Some days, I approach this whole turning 30 thing with a kind of detached indifference. Other days, it’s almost approaching panic…as if 30 were some sort of mysterious deadline. For what, exactly, I’m not sure. What is the big IT I was supposed to have accomplished?
I was having a conversation (via email) on this topic yesterday, which began with the comment that some women have a sort of “mid-life crisis” at 30:
hmmm…a LOT of women (and even some men…) have a difficult time with turning 30. One friend was so down that we didn’t even go out on her birthday. She wanted to pretend that it didn’t exist.
It has a lot to do, I think, with the expectations we set for ourselves…and making peace with the fact that we aren’t where we thought we’d be. I, for example, was “supposed” to be a whole lot more settled. Married. House. Maybe a baby or two. And I was supposed to be well-established in my chosen career at this point, without a doubt.
But instead, I’m single, scraping by on meager salaries from two part-time jobs, sharing an apartment with my best friend, and just beginning my “real” career. What’s up with that? 🙂
I did some futher pondering on this yesterday, after a lunchtime conversation with coworkers started to go the direction of marriage and children and how it’s more difficult to concieve the longer you wait…yada yada.
I have a tough time with this one, not because the tick of my biological clock has reached a thunderous level, and not because I’m filled with longing for a baby now.
No, what bothers me is the idea that women “should” or “shouldn’t” have babies at a particular age…or the idea that it’s always a choice. I am (almost) 30, and I am single. I’m okay with this. But did I choose it? No, not really.
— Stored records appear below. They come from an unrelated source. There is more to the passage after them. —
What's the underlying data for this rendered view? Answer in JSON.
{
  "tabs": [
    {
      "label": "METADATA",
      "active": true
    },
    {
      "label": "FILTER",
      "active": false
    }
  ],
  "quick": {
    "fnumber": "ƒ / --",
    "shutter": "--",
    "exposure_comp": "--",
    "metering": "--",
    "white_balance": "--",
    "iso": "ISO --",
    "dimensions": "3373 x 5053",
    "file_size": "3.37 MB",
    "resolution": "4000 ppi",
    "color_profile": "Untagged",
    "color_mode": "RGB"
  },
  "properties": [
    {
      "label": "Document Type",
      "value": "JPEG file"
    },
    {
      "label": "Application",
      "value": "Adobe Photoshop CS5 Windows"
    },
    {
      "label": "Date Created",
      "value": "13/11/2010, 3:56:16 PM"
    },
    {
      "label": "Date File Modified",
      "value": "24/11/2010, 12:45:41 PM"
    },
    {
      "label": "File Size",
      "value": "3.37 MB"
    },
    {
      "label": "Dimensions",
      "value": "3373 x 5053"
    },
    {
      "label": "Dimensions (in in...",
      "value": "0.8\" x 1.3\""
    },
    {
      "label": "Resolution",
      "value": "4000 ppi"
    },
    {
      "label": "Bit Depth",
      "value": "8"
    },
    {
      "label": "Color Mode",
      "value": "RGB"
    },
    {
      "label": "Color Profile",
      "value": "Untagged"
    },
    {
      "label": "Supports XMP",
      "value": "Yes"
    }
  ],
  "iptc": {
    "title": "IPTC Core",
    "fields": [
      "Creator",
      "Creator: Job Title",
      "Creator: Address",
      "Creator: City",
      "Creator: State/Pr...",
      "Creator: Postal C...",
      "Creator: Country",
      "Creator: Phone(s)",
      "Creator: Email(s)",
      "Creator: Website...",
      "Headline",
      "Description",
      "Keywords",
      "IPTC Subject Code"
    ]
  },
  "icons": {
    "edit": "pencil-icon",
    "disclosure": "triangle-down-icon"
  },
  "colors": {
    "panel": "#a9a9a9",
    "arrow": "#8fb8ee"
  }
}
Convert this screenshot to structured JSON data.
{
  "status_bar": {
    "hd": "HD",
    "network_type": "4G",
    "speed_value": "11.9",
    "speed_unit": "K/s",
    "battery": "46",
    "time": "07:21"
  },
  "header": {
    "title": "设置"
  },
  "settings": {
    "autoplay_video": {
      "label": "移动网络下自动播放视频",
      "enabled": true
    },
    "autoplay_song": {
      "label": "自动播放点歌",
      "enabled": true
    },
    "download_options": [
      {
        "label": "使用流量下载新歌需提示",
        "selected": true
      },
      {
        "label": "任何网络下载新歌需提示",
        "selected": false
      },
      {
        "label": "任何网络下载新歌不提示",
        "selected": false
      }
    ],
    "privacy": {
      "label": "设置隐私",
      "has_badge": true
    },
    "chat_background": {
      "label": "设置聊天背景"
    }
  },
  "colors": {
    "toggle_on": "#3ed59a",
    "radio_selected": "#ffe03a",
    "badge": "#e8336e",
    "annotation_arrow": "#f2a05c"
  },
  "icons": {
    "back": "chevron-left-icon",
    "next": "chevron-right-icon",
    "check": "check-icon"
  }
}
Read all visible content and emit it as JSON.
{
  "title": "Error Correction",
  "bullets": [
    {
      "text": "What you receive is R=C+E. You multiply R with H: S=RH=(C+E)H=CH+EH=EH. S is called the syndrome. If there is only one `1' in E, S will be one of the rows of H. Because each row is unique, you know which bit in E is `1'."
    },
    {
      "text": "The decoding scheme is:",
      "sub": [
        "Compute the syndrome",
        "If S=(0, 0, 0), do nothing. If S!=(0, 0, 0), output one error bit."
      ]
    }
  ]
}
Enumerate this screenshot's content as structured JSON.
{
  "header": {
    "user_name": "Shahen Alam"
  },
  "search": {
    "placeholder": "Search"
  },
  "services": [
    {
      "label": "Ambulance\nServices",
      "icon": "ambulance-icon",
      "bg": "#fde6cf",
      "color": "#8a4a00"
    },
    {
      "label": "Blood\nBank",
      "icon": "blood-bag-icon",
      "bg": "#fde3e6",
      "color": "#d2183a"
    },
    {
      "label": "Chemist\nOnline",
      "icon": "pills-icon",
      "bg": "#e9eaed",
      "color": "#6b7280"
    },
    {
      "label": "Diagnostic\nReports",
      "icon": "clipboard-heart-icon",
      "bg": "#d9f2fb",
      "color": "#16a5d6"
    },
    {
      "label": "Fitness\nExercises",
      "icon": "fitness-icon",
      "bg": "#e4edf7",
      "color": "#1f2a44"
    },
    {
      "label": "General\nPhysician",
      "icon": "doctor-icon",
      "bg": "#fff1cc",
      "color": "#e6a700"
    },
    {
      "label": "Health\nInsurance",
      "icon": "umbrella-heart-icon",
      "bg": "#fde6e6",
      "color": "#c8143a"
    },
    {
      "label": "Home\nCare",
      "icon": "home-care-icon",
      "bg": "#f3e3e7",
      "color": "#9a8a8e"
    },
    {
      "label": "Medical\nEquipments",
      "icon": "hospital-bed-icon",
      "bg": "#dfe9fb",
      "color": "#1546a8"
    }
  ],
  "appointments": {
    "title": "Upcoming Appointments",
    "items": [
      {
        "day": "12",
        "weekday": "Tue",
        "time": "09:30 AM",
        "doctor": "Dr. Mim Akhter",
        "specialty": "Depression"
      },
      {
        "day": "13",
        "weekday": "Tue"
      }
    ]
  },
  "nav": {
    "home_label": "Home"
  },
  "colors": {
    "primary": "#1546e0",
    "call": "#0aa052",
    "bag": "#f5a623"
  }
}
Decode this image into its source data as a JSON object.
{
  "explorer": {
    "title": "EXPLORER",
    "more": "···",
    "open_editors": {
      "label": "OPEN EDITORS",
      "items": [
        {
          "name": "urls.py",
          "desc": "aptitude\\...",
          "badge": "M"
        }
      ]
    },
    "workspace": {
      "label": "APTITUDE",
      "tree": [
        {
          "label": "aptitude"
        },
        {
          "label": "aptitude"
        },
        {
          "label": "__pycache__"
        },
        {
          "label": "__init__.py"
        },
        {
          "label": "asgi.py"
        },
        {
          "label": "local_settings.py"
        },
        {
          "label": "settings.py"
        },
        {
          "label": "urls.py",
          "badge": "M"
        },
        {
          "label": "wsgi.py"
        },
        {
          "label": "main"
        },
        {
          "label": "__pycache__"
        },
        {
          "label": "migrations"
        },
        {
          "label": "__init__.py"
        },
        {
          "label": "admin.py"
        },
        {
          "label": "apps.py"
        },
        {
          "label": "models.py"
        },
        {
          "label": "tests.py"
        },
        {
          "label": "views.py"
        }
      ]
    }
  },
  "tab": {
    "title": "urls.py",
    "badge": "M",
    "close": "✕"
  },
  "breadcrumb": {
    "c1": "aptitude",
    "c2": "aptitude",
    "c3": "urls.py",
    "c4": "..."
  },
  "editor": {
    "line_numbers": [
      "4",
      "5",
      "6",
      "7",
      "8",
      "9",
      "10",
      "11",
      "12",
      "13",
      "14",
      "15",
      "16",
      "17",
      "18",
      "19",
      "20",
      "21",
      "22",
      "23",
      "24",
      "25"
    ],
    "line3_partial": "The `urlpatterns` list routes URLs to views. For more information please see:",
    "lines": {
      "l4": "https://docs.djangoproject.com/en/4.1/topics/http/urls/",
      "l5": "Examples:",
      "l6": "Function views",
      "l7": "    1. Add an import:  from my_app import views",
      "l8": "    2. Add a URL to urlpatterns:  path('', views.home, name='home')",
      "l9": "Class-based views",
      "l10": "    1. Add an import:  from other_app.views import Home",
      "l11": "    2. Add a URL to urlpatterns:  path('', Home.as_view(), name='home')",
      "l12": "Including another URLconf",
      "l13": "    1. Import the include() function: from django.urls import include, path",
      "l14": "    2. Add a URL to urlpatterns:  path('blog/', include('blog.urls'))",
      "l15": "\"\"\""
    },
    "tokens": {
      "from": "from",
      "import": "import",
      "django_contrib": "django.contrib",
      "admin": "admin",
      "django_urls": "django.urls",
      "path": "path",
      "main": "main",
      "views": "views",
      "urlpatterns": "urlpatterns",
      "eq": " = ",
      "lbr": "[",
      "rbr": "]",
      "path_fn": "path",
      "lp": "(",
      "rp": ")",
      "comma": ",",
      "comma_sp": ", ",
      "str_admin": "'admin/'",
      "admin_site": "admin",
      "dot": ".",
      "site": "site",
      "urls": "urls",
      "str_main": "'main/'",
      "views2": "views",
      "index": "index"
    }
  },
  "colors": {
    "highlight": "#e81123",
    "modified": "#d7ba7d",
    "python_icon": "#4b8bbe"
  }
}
I was with a guy in college for three years, and I believed I was going to marry him. That didn’t work out. I dated for four years after that, but didn’t find anyone I could see myself spending the rest of my life with. I spent two and a half years with assboy, believing (again) that I was going to marry him. That didn’t work out either. So here I am. It’s not what I would have chosen, and it’s not how I thought it would be, but it is what IS. In those 4 years after K, should I have, what, tried harder to find a husband? Uh oh, I need to be married and have babies. You, you’ll do.